1946 wird Maja nach einem Schlaganfall bettlägerig. Albert schreibt am 1. Juni 1946 in einem Brief an Margerita Konenkowa nach Moskau:
"Meine Schwester ist sehr krank. Sie hatte eine Attacke, die von den Ärzten als ein leichter Schlaganfall bezeichnet wurde. Sie erholt sich zwar, aber eine wirkliche Gesundung gibt es nicht bei diesem Leiden, das mit dem Altersprozess zu tun hat."
Am 25. Juni 1951 stirbt Maja Einstein an einer Lungenentzündung.

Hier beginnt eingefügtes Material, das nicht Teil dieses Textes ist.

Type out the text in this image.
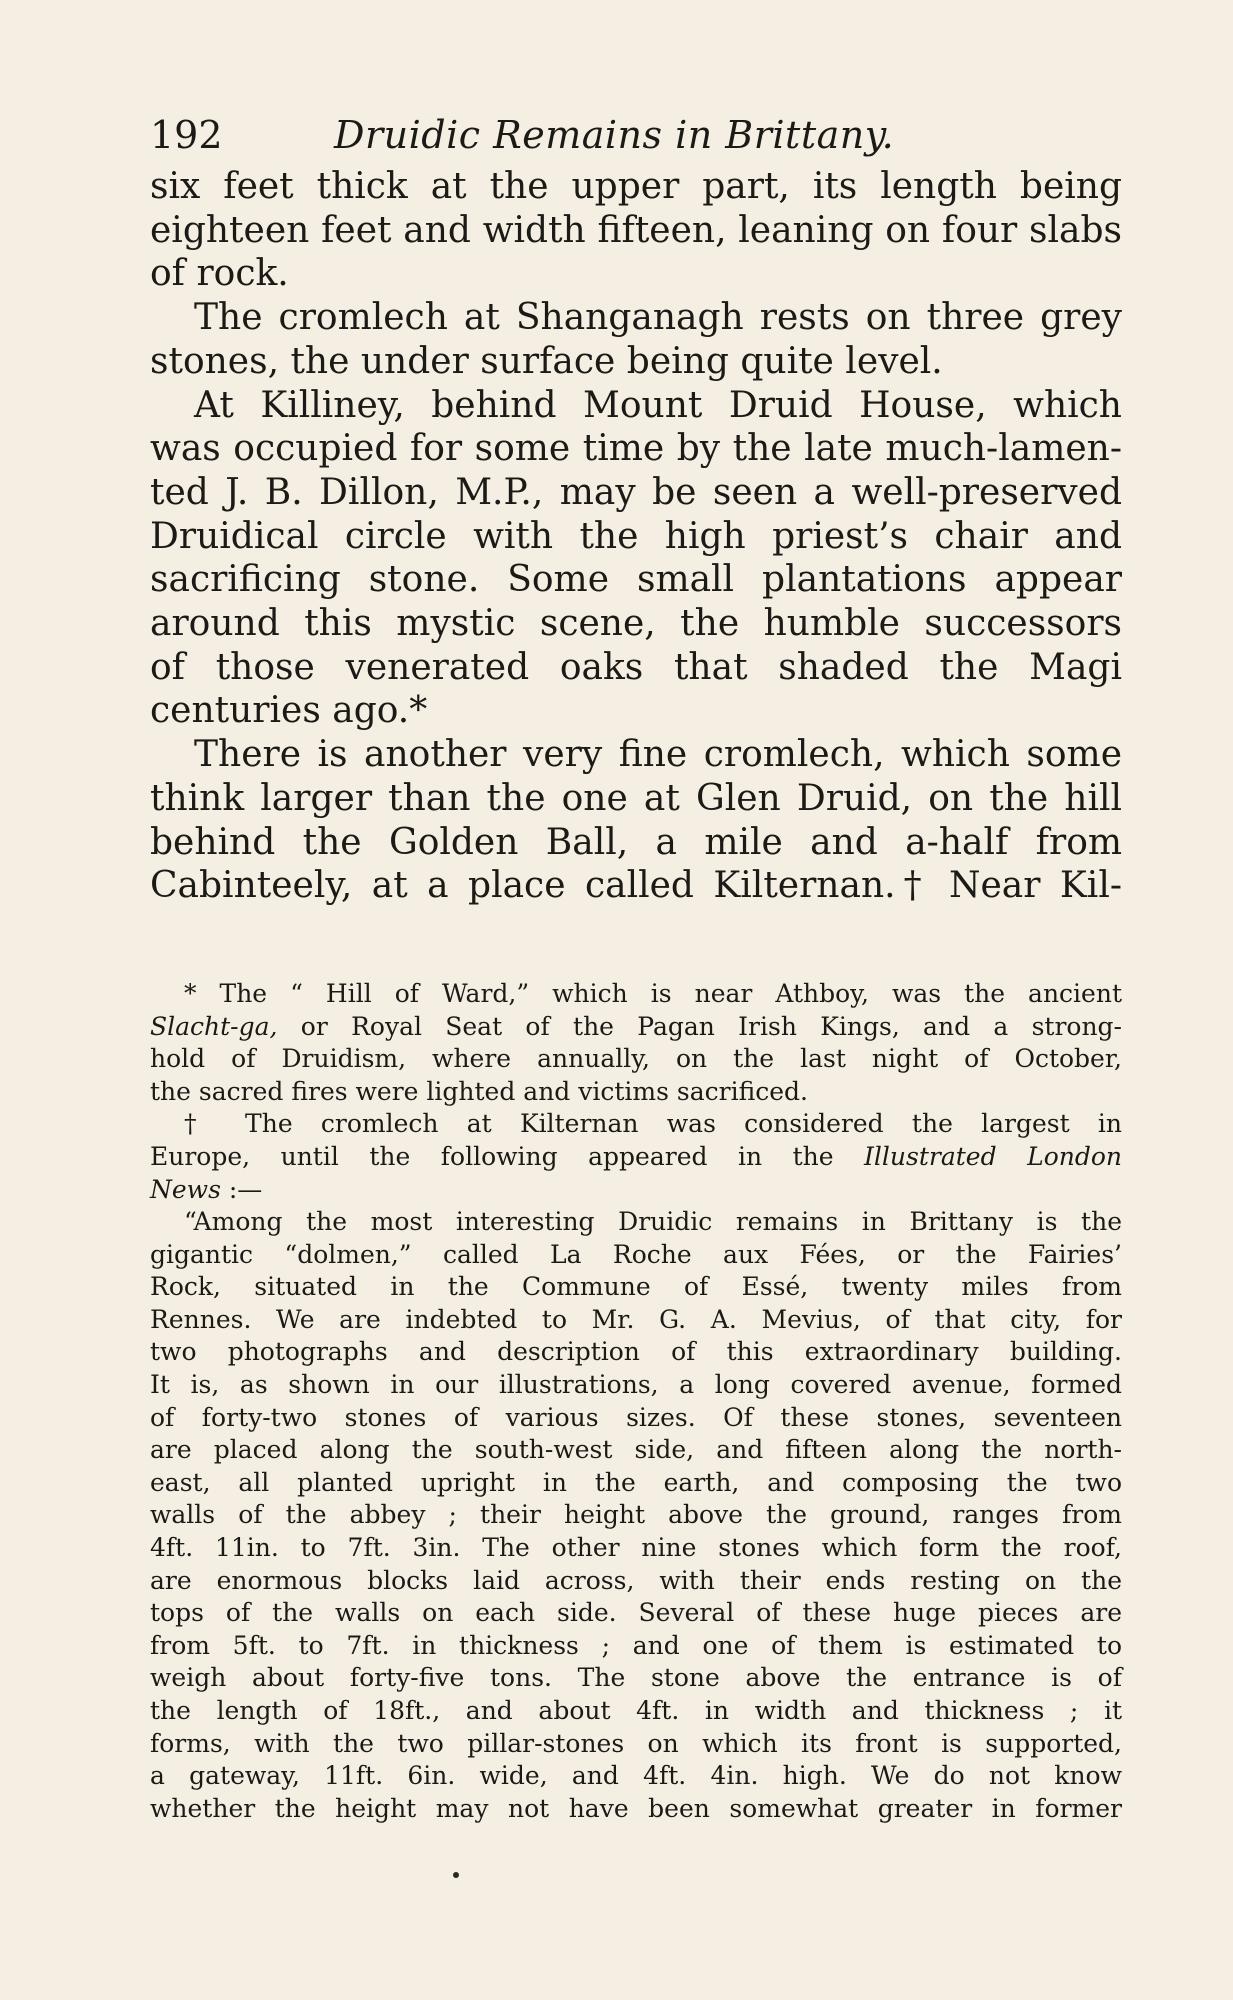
192	Druidic Remains in Brittany.

six feet thick at the upper part, its length being

eighteen feet and width fifteen, leaning on four slabs

of rock.

The cromlech at Shanganagh rests on three grey

stones, the under surface being quite level.

At Killiney, behind Mount Druid House, which

was occupied for some time by the late much-lamen-

ted J. B. Dillon, M.P., may be seen a well-preserved

Druidical circle with the high priest’s chair and

sacrificing stone. Some small plantations appear

around this mystic scene, the humble successors

of those venerated oaks that shaded the Magi

centuries ago.*

There is another very fine cromlech, which some

think larger than the one at Glen Druid, on the hill

behind the Golden Ball, a mile and a-half from

Cabinteely, at a place called Kilternan.† Near Kil-

* The “ Hill of Ward,” which is near Athboy, was the ancient

Slacht-ga, or Royal Seat of the Pagan Irish Kings, and a strong-

hold of Druidism, where annually, on the last night of October,

the sacred fires were lighted and victims sacrificed.

† The cromlech at Kilternan was considered the largest in

Europe, until the following appeared in the Illustrated London

News :—

“Among the most interesting Druidic remains in Brittany is the

gigantic “dolmen,” called La Roche aux Fées, or the Fairies’

Rock, situated in the Commune of Essé, twenty miles from

Rennes. We are indebted to Mr. G. A. Mevius, of that city, for

two photographs and description of this extraordinary building.

It is, as shown in our illustrations, a long covered avenue, formed

of forty-two stones of various sizes. Of these stones, seventeen

are placed along the south-west side, and fifteen along the north-

east, all planted upright in the earth, and composing the two

walls of the abbey ; their height above the ground, ranges from

4ft. 11in. to 7ft. 3in. The other nine stones which form the roof,

are enormous blocks laid across, with their ends resting on the

tops of the walls on each side. Several of these huge pieces are

from 5ft. to 7ft. in thickness ; and one of them is estimated to

weigh about forty-five tons. The stone above the entrance is of

the length of 18ft., and about 4ft. in width and thickness ; it

forms, with the two pillar-stones on which its front is supported,

a gateway, 11ft. 6in. wide, and 4ft. 4in. high. We do not know

whether the height may not have been somewhat greater in former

Ihr Mann, den sie nie wieder gesehen hat, stirbt zeitgleich fast ein Jahr später, am 15. Juni 1952. Die Notiz Alberts zum Tod seiner Schwester wirft ein Schlaglicht auf die Innigkeit, die die Geschwister miteinander zeitlebens verband.
"In den letzten Jahren habe ich ihr jeden Abend aus den feinsten Büchern der alten und neuen Literatur vorgelesen."
Und wenn es für wenige Momente still während der Führungen im Caputher Sommerhaus ist und man den Blick über den See hat, dann ist es denkbar, das Albert und Maja im fernen und sicheren Amerika über das Sommerhaus hier sprachen, dem Paradies in Caputh.